This is when it hits the fan.
One of the implements I purchased at the last farm auction was a manure lagoon agitator. It's basically a big propellor at the end of a 30' shaft, and it's used to create a current and stir up the manure lagoon prior to pumping it out.
Stirring both aerates the manure and makes sure that some of the solids are suspended in the water, allowing them to be pumped out along with the water. Getting it good and mixed up takes a few hours, so i park the tractor at the edge of the lagoon, set the throttle and check on it every couple of hours.
Once it's good and stirred, I'll use a 4" pump to move the slurry to a hose reel, which has a big sprayer attached to it. You wind out the sprayer and it gets slowly drawn back to the reel, spraying all the way back. that allows you to cover 500 or 1000' of ground per deployment of the sprayer, about 200' wide.

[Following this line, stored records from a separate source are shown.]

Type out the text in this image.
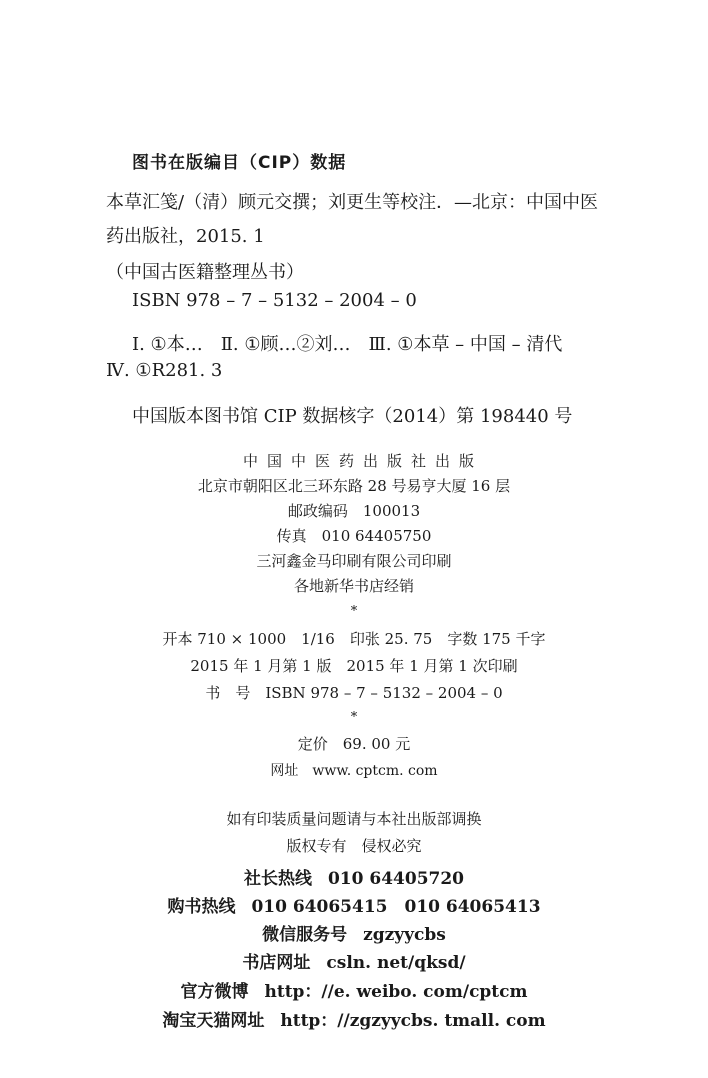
图书在版编目（CIP）数据
本草汇笺/（清）顾元交撰；刘更生等校注．—北京：中国中医
药出版社，2015. 1
（中国古医籍整理丛书）
ISBN 978 – 7 – 5132 – 2004 – 0
Ⅰ. ①本…　Ⅱ. ①顾…②刘…　Ⅲ. ①本草 – 中国 – 清代
Ⅳ. ①R281. 3
中国版本图书馆 CIP 数据核字（2014）第 198440 号
中国中医药出版社出版
北京市朝阳区北三环东路 28 号易亨大厦 16 层
邮政编码　100013
传真　010 64405750
三河鑫金马印刷有限公司印刷
各地新华书店经销
*
开本 710 × 1000　1/16　印张 25. 75　字数 175 千字
2015 年 1 月第 1 版　2015 年 1 月第 1 次印刷
书　号　ISBN 978 – 7 – 5132 – 2004 – 0
*
定价　69. 00 元
网址　www. cptcm. com
如有印装质量问题请与本社出版部调换
版权专有　侵权必究
社长热线 010 64405720
购书热线 010 64065415　010 64065413
微信服务号 zgzyycbs
书店网址 csln. net/qksd/
官方微博 http：//e. weibo. com/cptcm
淘宝天猫网址 http：//zgzyycbs. tmall. com
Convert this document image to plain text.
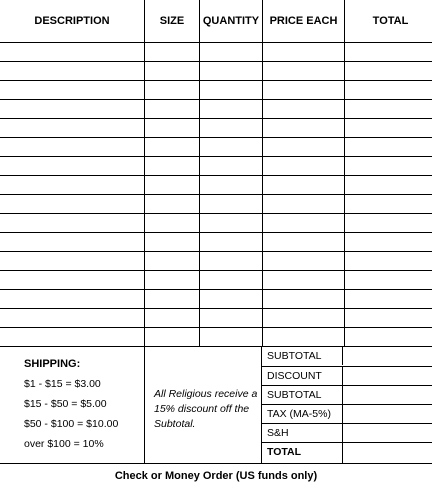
DESCRIPTION	SIZE	QUANTITY	PRICE EACH	TOTAL

SHIPPING:
$1 - $15 = $3.00
$15 - $50 = $5.00
$50 - $100 = $10.00
over $100 = 10%
All Religious receive a 15% discount off the Subtotal.
SUBTOTAL
DISCOUNT
SUBTOTAL
TAX (MA-5%)
S&H
TOTAL
Check or Money Order (US funds only)
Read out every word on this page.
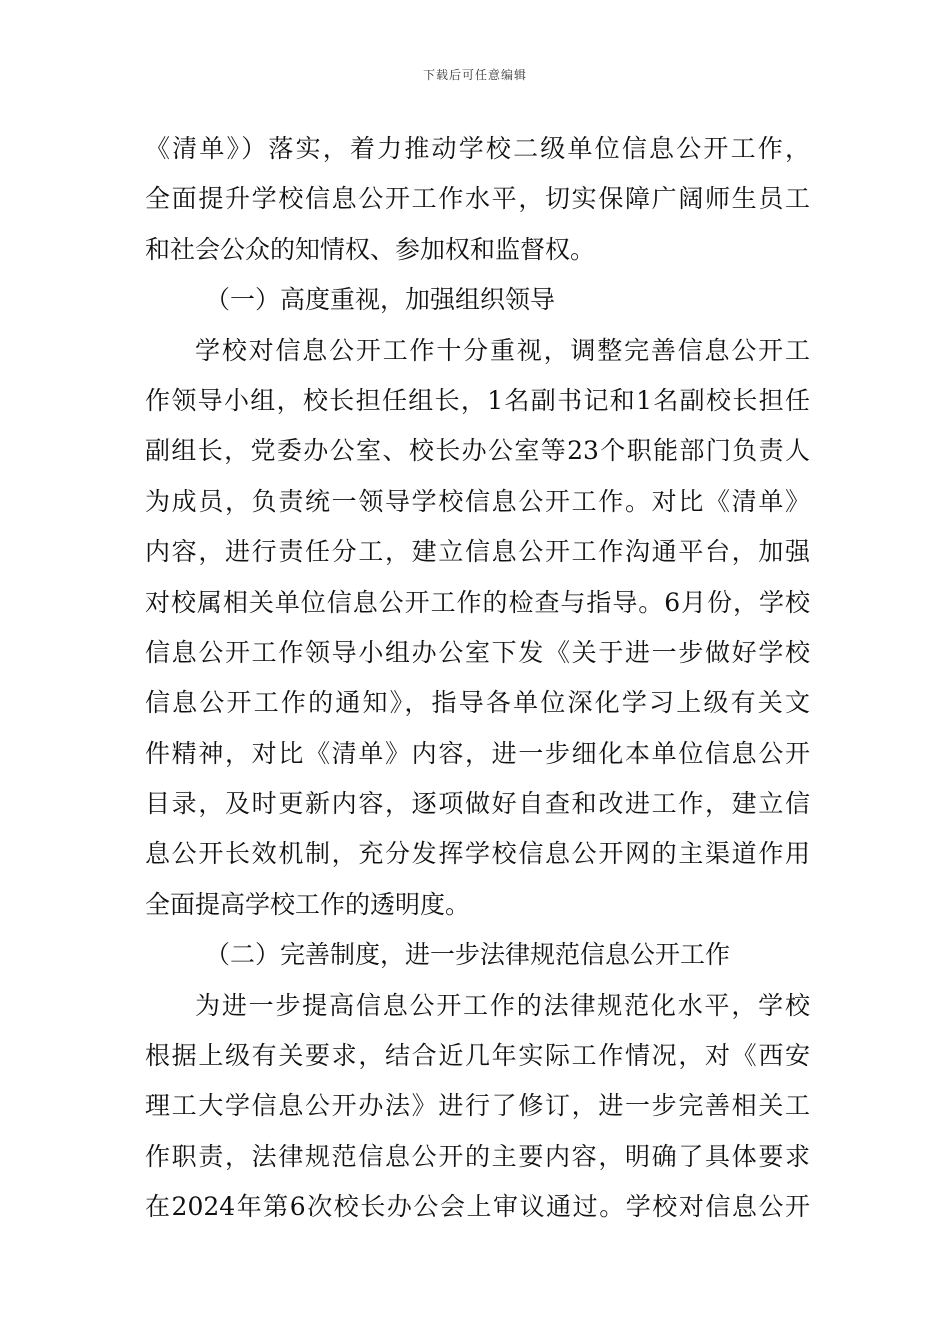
下载后可任意编辑
《清单》）落实，着力推动学校二级单位信息公开工作，
全面提升学校信息公开工作水平，切实保障广阔师生员工
和社会公众的知情权、参加权和监督权。
（一）高度重视，加强组织领导
学校对信息公开工作十分重视，调整完善信息公开工
作领导小组，校长担任组长，1名副书记和1名副校长担任
副组长，党委办公室、校长办公室等23个职能部门负责人
为成员，负责统一领导学校信息公开工作。对比《清单》
内容，进行责任分工，建立信息公开工作沟通平台，加强
对校属相关单位信息公开工作的检查与指导。6月份，学校
信息公开工作领导小组办公室下发《关于进一步做好学校
信息公开工作的通知》，指导各单位深化学习上级有关文
件精神，对比《清单》内容，进一步细化本单位信息公开
目录，及时更新内容，逐项做好自查和改进工作，建立信
息公开长效机制，充分发挥学校信息公开网的主渠道作用
全面提高学校工作的透明度。
（二）完善制度，进一步法律规范信息公开工作
为进一步提高信息公开工作的法律规范化水平，学校
根据上级有关要求，结合近几年实际工作情况，对《西安
理工大学信息公开办法》进行了修订，进一步完善相关工
作职责，法律规范信息公开的主要内容，明确了具体要求
在2024年第6次校长办公会上审议通过。学校对信息公开
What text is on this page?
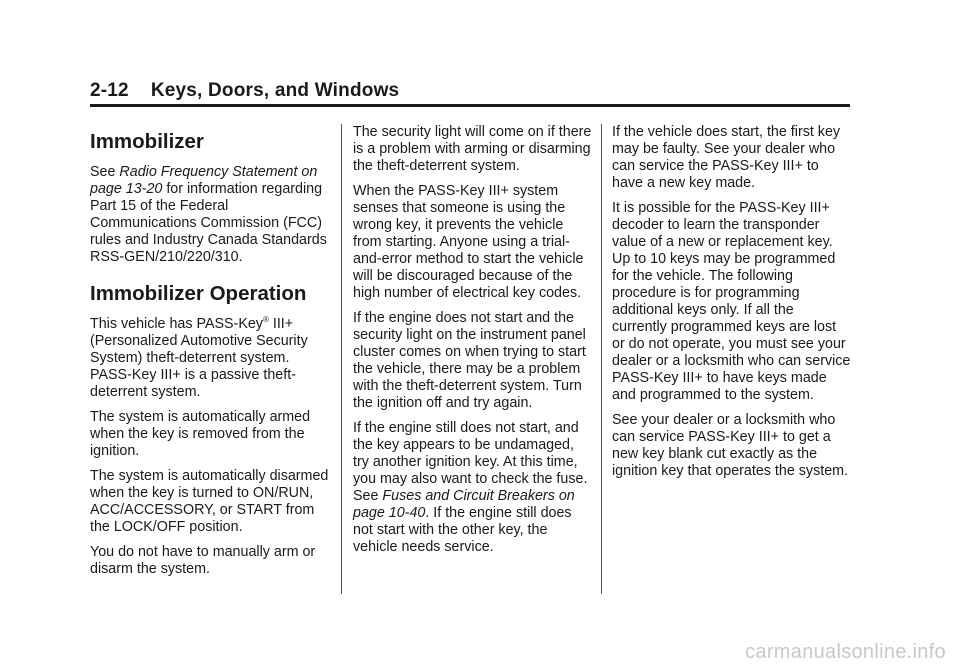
2-12 Keys, Doors, and Windows
Immobilizer

See Radio Frequency Statement on page 13-20 for information regarding Part 15 of the Federal Communications Commission (FCC) rules and Industry Canada Standards RSS-GEN/210/220/310.

Immobilizer Operation

This vehicle has PASS-Key® III+ (Personalized Automotive Security System) theft-deterrent system. PASS-Key III+ is a passive theft-deterrent system.

The system is automatically armed when the key is removed from the ignition.

The system is automatically disarmed when the key is turned to ON/RUN, ACC/ACCESSORY, or START from the LOCK/OFF position.

You do not have to manually arm or disarm the system.

The security light will come on if there is a problem with arming or disarming the theft-deterrent system.

When the PASS-Key III+ system senses that someone is using the wrong key, it prevents the vehicle from starting. Anyone using a trial-and-error method to start the vehicle will be discouraged because of the high number of electrical key codes.

If the engine does not start and the security light on the instrument panel cluster comes on when trying to start the vehicle, there may be a problem with the theft-deterrent system. Turn the ignition off and try again.

If the engine still does not start, and the key appears to be undamaged, try another ignition key. At this time, you may also want to check the fuse. See Fuses and Circuit Breakers on page 10-40. If the engine still does not start with the other key, the vehicle needs service.

If the vehicle does start, the first key may be faulty. See your dealer who can service the PASS-Key III+ to have a new key made.

It is possible for the PASS-Key III+ decoder to learn the transponder value of a new or replacement key. Up to 10 keys may be programmed for the vehicle. The following procedure is for programming additional keys only. If all the currently programmed keys are lost or do not operate, you must see your dealer or a locksmith who can service PASS-Key III+ to have keys made and programmed to the system.

See your dealer or a locksmith who can service PASS-Key III+ to get a new key blank cut exactly as the ignition key that operates the system.

carmanualsonline.info
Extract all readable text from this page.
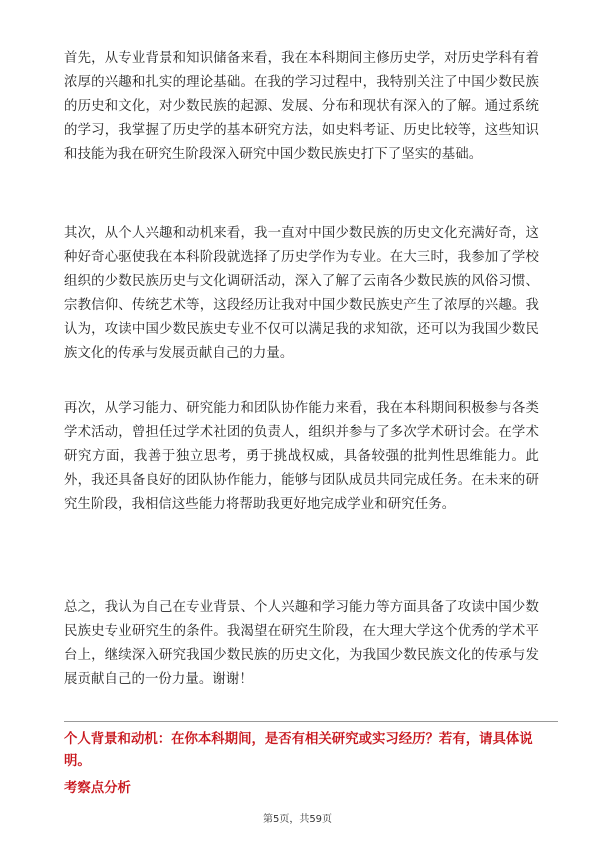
首先，从专业背景和知识储备来看，我在本科期间主修历史学，对历史学科有着浓厚的兴趣和扎实的理论基础。在我的学习过程中，我特别关注了中国少数民族的历史和文化，对少数民族的起源、发展、分布和现状有深入的了解。通过系统的学习，我掌握了历史学的基本研究方法，如史料考证、历史比较等，这些知识和技能为我在研究生阶段深入研究中国少数民族史打下了坚实的基础。

其次，从个人兴趣和动机来看，我一直对中国少数民族的历史文化充满好奇，这种好奇心驱使我在本科阶段就选择了历史学作为专业。在大三时，我参加了学校组织的少数民族历史与文化调研活动，深入了解了云南各少数民族的风俗习惯、宗教信仰、传统艺术等，这段经历让我对中国少数民族史产生了浓厚的兴趣。我认为，攻读中国少数民族史专业不仅可以满足我的求知欲，还可以为我国少数民族文化的传承与发展贡献自己的力量。

再次，从学习能力、研究能力和团队协作能力来看，我在本科期间积极参与各类学术活动，曾担任过学术社团的负责人，组织并参与了多次学术研讨会。在学术研究方面，我善于独立思考，勇于挑战权威，具备较强的批判性思维能力。此外，我还具备良好的团队协作能力，能够与团队成员共同完成任务。在未来的研究生阶段，我相信这些能力将帮助我更好地完成学业和研究任务。

总之，我认为自己在专业背景、个人兴趣和学习能力等方面具备了攻读中国少数民族史专业研究生的条件。我渴望在研究生阶段，在大理大学这个优秀的学术平台上，继续深入研究我国少数民族的历史文化，为我国少数民族文化的传承与发展贡献自己的一份力量。谢谢！

个人背景和动机：在你本科期间，是否有相关研究或实习经历？若有，请具体说明。

考察点分析

第5页，共59页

I've got roughly 3 million gallons in this lagoon, I'll probably be pumping out of it off and on all summer. The goal is to have it pretty much dry when september rolls around. Any solids left I'll scrape out, and then the lagoon is ready for the winter rainy season.
The whole idea behind this is to contain the manure generated on the farm during those times when plants can't take advantage of it. So during the winter, when things aren't growing, you're storing all of the manure generated on the farm. In the spring and summer, you disperse that manure onto your fields, where the plants utilize it as fertilizer, and the cycle repeats.
The end result? there's no discharge of any kind off of the farm at any time during the year. In the growing season, plants use the manure and water. In the winter it's contained.
all of the barns, and all of the aprons around the barns, are graded so that water flows from everywhere to a central low spot, where there's a big manure tank. It's then pumped from there into the manure lagoon.